Russian and Chinese interests ‘better served’ if Iran arms embargo is extended, says Saudi official
Saudi Arabia’s UN ambassador warns of Iranian strategy to exploit world power rivalries over weapons ban
Saudi Arabia’s ambassador to the UN, Abdallah Al Mouallimi, on Wednesday stressed the urgent need to extend the current weapons embargo on Iran, which is due to expire in October.
Mr Al Mouallimi said renewing the embargo “is the right thing and the minimum response from the Security Council”.
Earlier, UN Secretary General Antonio Guterres issued the ninth report on the implementation of Resolution 2231, detailing use of weapons of "Iranian origin" in several attacks against Saudi Arabia last September.
The comments came as Khalid bin Salman, deputy defence minister, said that the findings illustrate the threat Tehran poses to the Middle East.
“The UN report confirming the Iranian regime's involvement in sabotage attacks on the Kingdom illustrates the regime’s dark vision for the region, while countries in our region work to promote positive relations, and provide stability and security,” he tweeted.
“The Kingdom's decision to request an independent UN investigation confirmed what we already knew about the Iranian regime. The international community must do its part in maintaining the arms embargo in order to end the crimes and hostility of this regime.”
Mr Al Mouallimi said the report proved Iran’s culpability.
“It proves beyond any shadow of a doubt Iran’s participation in these attacks,” he said.
He warned that lifting the embargo will allow Iran to obtain and export advanced weapons legally.
Asked by The National about Russia’s and China’s objections to extending the embargo, Mr Al Mouallimi said: “They have their views, we respect their views, but their interests would be better served and promoted with the embargo extended."
He said Iran’s strategy aimed to exploit differences and rivalries between world powers on the issue.
If the embargo were not renewed and the US triggered snapback sanctions, it could lead to the collapse of the 2015 nuclear deal between Tehran and world powers.

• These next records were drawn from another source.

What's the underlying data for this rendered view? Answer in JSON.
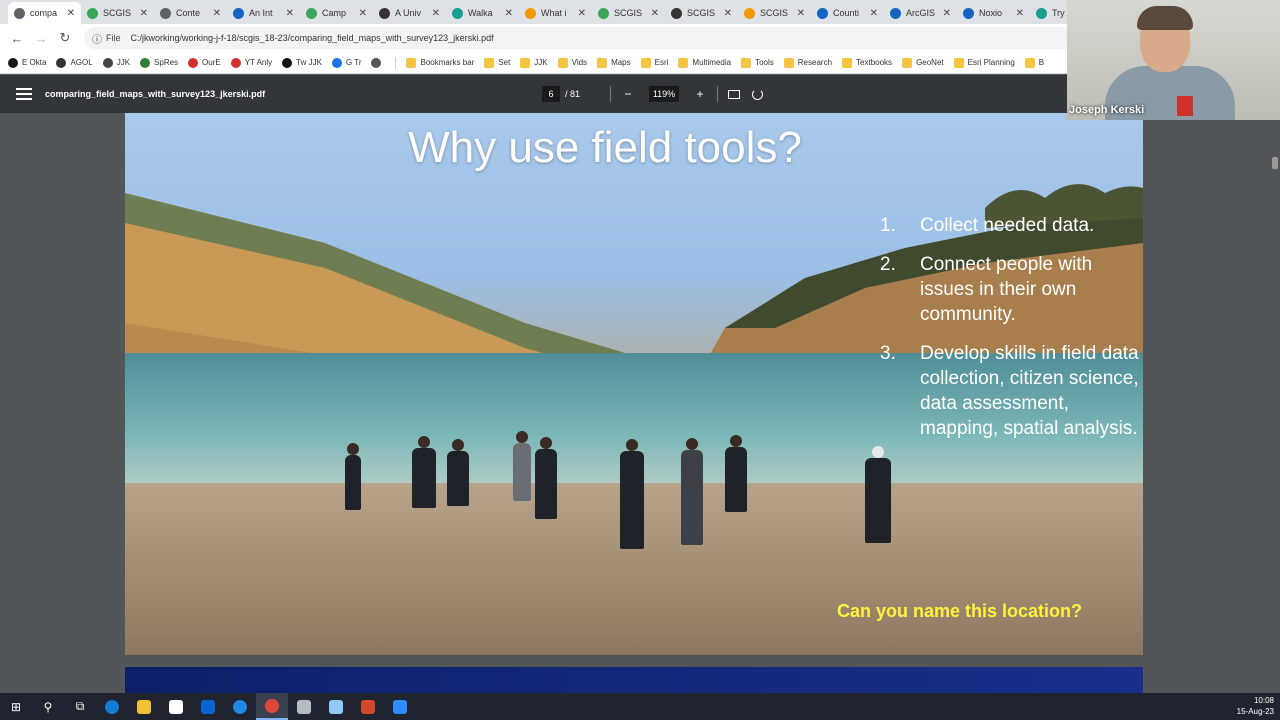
{
  "browser": {
    "tabs": [
      {
        "label": "compa",
        "fav_color": "#5f6368",
        "active": true
      },
      {
        "label": "SCGIS",
        "fav_color": "#3ba55c"
      },
      {
        "label": "Conte",
        "fav_color": "#5f6368"
      },
      {
        "label": "An Int",
        "fav_color": "#1565c0"
      },
      {
        "label": "Camp",
        "fav_color": "#3ba55c"
      },
      {
        "label": "A Univ",
        "fav_color": "#333"
      },
      {
        "label": "Walka",
        "fav_color": "#1a9e8f"
      },
      {
        "label": "What i",
        "fav_color": "#f29900"
      },
      {
        "label": "SCGIS",
        "fav_color": "#3ba55c"
      },
      {
        "label": "SCGIS",
        "fav_color": "#333"
      },
      {
        "label": "SCGIS",
        "fav_color": "#f29900"
      },
      {
        "label": "Counti",
        "fav_color": "#1565c0"
      },
      {
        "label": "ArcGIS",
        "fav_color": "#1565c0"
      },
      {
        "label": "Noxio",
        "fav_color": "#1565c0"
      },
      {
        "label": "Try A",
        "fav_color": "#1a9e8f"
      }
    ],
    "address": {
      "prefix": "File",
      "url": "C:/jkworking/working-j-f-18/scgis_18-23/comparing_field_maps_with_survey123_jkerski.pdf"
    },
    "bookmarks": [
      {
        "label": "E Okta",
        "color": "#1a1a1a"
      },
      {
        "label": "AGOL",
        "color": "#333"
      },
      {
        "label": "JJK",
        "color": "#444"
      },
      {
        "label": "SpRes",
        "color": "#2e7d32"
      },
      {
        "label": "OurE",
        "color": "#d32f2f"
      },
      {
        "label": "YT Anly",
        "color": "#d32f2f"
      },
      {
        "label": "Tw JJK",
        "color": "#111"
      },
      {
        "label": "G Tr",
        "color": "#1a73e8"
      },
      {
        "label": "",
        "color": "#555"
      },
      {
        "label": "Bookmarks bar",
        "folder": true
      },
      {
        "label": "Set",
        "folder": true
      },
      {
        "label": "JJK",
        "folder": true
      },
      {
        "label": "Vids",
        "folder": true
      },
      {
        "label": "Maps",
        "folder": true
      },
      {
        "label": "Esri",
        "folder": true
      },
      {
        "label": "Multimedia",
        "folder": true
      },
      {
        "label": "Tools",
        "folder": true
      },
      {
        "label": "Research",
        "folder": true
      },
      {
        "label": "Textbooks",
        "folder": true
      },
      {
        "label": "GeoNet",
        "folder": true
      },
      {
        "label": "Esri Planning",
        "folder": true
      },
      {
        "label": "B",
        "folder": true
      }
    ]
  },
  "pdf": {
    "filename": "comparing_field_maps_with_survey123_jkerski.pdf",
    "page": "6",
    "total": "/ 81",
    "zoom": "119%"
  },
  "slide": {
    "title": "Why use field tools?",
    "points": [
      {
        "num": "1.",
        "text": "Collect needed data."
      },
      {
        "num": "2.",
        "text": "Connect people with issues in their own community."
      },
      {
        "num": "3.",
        "text": "Develop skills in field data collection, citizen science, data assessment, mapping, spatial analysis."
      }
    ],
    "question": "Can you name this location?"
  },
  "webcam": {
    "name": "Joseph Kerski"
  },
  "taskbar": {
    "apps": [
      {
        "name": "windows-start",
        "glyph": "⊞"
      },
      {
        "name": "search",
        "glyph": "⚲"
      },
      {
        "name": "task-view",
        "glyph": "⧉"
      },
      {
        "name": "edge",
        "color": "#0f7bd1"
      },
      {
        "name": "file-explorer",
        "color": "#f2c037"
      },
      {
        "name": "store",
        "color": "#ffffff"
      },
      {
        "name": "outlook",
        "color": "#0a64d1"
      },
      {
        "name": "app",
        "color": "#1e88e5"
      },
      {
        "name": "chrome",
        "color": "#e0483a",
        "active": true
      },
      {
        "name": "app2",
        "color": "#b0bec5"
      },
      {
        "name": "app3",
        "color": "#90caf9"
      },
      {
        "name": "powerpoint",
        "color": "#d24726"
      },
      {
        "name": "zoom",
        "color": "#2d8cff"
      }
    ],
    "time": "10:08",
    "date": "15-Aug-23"
  }
}
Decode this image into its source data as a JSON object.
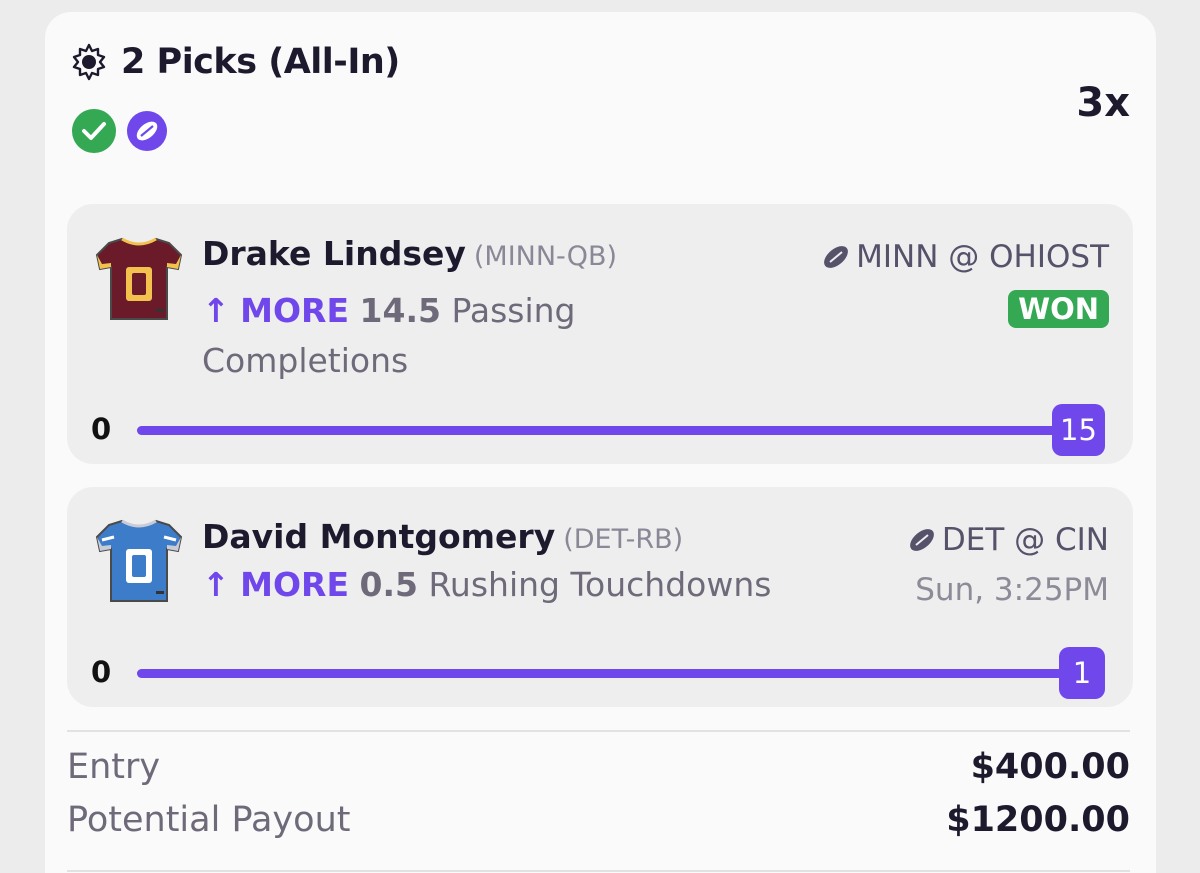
{
  "header": {
    "title": "2 Picks (All-In)",
    "multiplier": "3x",
    "icons": [
      "sun-icon",
      "check-circle-icon",
      "football-badge-icon"
    ]
  },
  "picks": [
    {
      "player": "Drake Lindsey",
      "team_pos": "(MINN-QB)",
      "direction_arrow": "↑",
      "direction": "MORE",
      "line": "14.5",
      "stat": "Passing Completions",
      "matchup": "MINN @ OHIOST",
      "status": "WON",
      "progress_start": "0",
      "progress_value": "15",
      "progress_fraction": 1.0,
      "jersey_number": "0",
      "colors": {
        "jersey_primary": "#6b1a2a",
        "jersey_accent": "#f2c14e"
      }
    },
    {
      "player": "David Montgomery",
      "team_pos": "(DET-RB)",
      "direction_arrow": "↑",
      "direction": "MORE",
      "line": "0.5",
      "stat": "Rushing Touchdowns",
      "matchup": "DET @ CIN",
      "game_time": "Sun, 3:25PM",
      "progress_start": "0",
      "progress_value": "1",
      "progress_fraction": 1.0,
      "jersey_number": "0",
      "colors": {
        "jersey_primary": "#3d7cc9",
        "jersey_accent": "#c7ccd6"
      }
    }
  ],
  "summary": {
    "entry_label": "Entry",
    "entry_value": "$400.00",
    "payout_label": "Potential Payout",
    "payout_value": "$1200.00"
  },
  "colors": {
    "accent": "#7047eb",
    "won": "#34a853",
    "check": "#34a853"
  }
}
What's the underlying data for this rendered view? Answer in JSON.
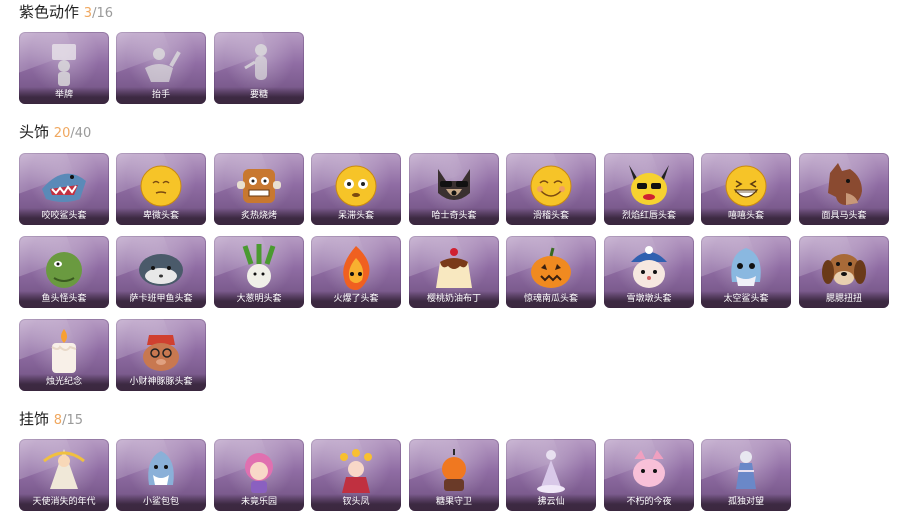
{
  "sections": [
    {
      "title": "紫色动作",
      "owned": "3",
      "total": "16",
      "items": [
        {
          "label": "举牌",
          "icon": "sign-pose-icon"
        },
        {
          "label": "抬手",
          "icon": "raise-hand-pose-icon"
        },
        {
          "label": "要糖",
          "icon": "ask-candy-pose-icon"
        }
      ]
    },
    {
      "title": "头饰",
      "owned": "20",
      "total": "40",
      "items": [
        {
          "label": "咬咬鲨头套",
          "icon": "shark-head-icon"
        },
        {
          "label": "卑微头套",
          "icon": "shy-emoji-head-icon"
        },
        {
          "label": "炙热烧烤",
          "icon": "bbq-toast-head-icon"
        },
        {
          "label": "呆滞头套",
          "icon": "dazed-emoji-head-icon"
        },
        {
          "label": "哈士奇头套",
          "icon": "husky-head-icon"
        },
        {
          "label": "滑稽头套",
          "icon": "grin-emoji-head-icon"
        },
        {
          "label": "烈焰红唇头套",
          "icon": "pikachu-lips-head-icon"
        },
        {
          "label": "嘻嘻头套",
          "icon": "laugh-emoji-head-icon"
        },
        {
          "label": "面具马头套",
          "icon": "horse-mask-head-icon"
        },
        {
          "label": "鱼头怪头套",
          "icon": "fish-monster-head-icon"
        },
        {
          "label": "萨卡班甲鱼头套",
          "icon": "sacabambaspis-head-icon"
        },
        {
          "label": "大葱明头套",
          "icon": "scallion-head-icon"
        },
        {
          "label": "火爆了头套",
          "icon": "fire-head-icon"
        },
        {
          "label": "樱桃奶油布丁",
          "icon": "pudding-head-icon"
        },
        {
          "label": "惊魂南瓜头套",
          "icon": "pumpkin-head-icon"
        },
        {
          "label": "雪墩墩头套",
          "icon": "snow-bear-head-icon"
        },
        {
          "label": "太空鲨头套",
          "icon": "space-shark-head-icon"
        },
        {
          "label": "腮腮扭扭",
          "icon": "dog-head-icon"
        },
        {
          "label": "烛光纪念",
          "icon": "candle-head-icon"
        },
        {
          "label": "小财神豚豚头套",
          "icon": "pig-fortune-head-icon"
        }
      ]
    },
    {
      "title": "挂饰",
      "owned": "8",
      "total": "15",
      "items": [
        {
          "label": "天使消失的年代",
          "icon": "angel-pendant-icon"
        },
        {
          "label": "小鲨包包",
          "icon": "shark-bag-pendant-icon"
        },
        {
          "label": "未竟乐园",
          "icon": "pink-girl-pendant-icon"
        },
        {
          "label": "钗头凤",
          "icon": "flower-girl-pendant-icon"
        },
        {
          "label": "糖果守卫",
          "icon": "candy-guard-pendant-icon"
        },
        {
          "label": "拂云仙",
          "icon": "cloud-fairy-pendant-icon"
        },
        {
          "label": "不朽的今夜",
          "icon": "pink-cat-pendant-icon"
        },
        {
          "label": "孤独对望",
          "icon": "lonely-gaze-pendant-icon"
        }
      ]
    }
  ],
  "colors": {
    "accent_owned": "#f0a860",
    "card_top": "#b79cc4",
    "card_bottom": "#6d4f7e"
  }
}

Known as the JCPOA, it was intended to limit Tehran’s nuclear ambitions and prevent it from building an atomic bomb.
But Mr Al Mouallimi said a new approach was needed.
“The shortfalls of the JCPOA outweigh the benefits," he said. "A fresh start is needed with the involvement of Arab countries.”
Speaking from Washington, US Secretary of State Mike Pompeo warned again on Wednesday that allowing the embargo to expire would hurt regional stability.
“If Iran is allowed to buy weapons from the likes of China and Russia, more civilians in the Middle East will die at the hands of the regime and its proxies," Mr Pompeo said.
"Tehran will become an arms dealer for the Maduros and Assads of the world."
He was referring to the regimes of Venezuelan President Nicolas Maduro and Syrian leader Bashar Al Assad.
But the US efforts are being met with opposition from Russia and China, who could veto any resolution to extend the embargo.
China’s ambassador to the UN, Zhang Jun, said: “Having quit the JCPOA, the US is no longer a participant and has no right to trigger a snapback at the Security Council.”
The Russian ambassador, Vassily Nebenzia, criticised the US strategy on Iran, calling it “maximum suffocation policy”.
“There are neither legal nor other grounds to raise the issue of arms embargo,” Mr Nebenzia said.
“Approval-based procedures for transfer of armaments to and from Iran have been designed as temporary measure, and their extension after 18 October hasn't been envisaged or discussed.”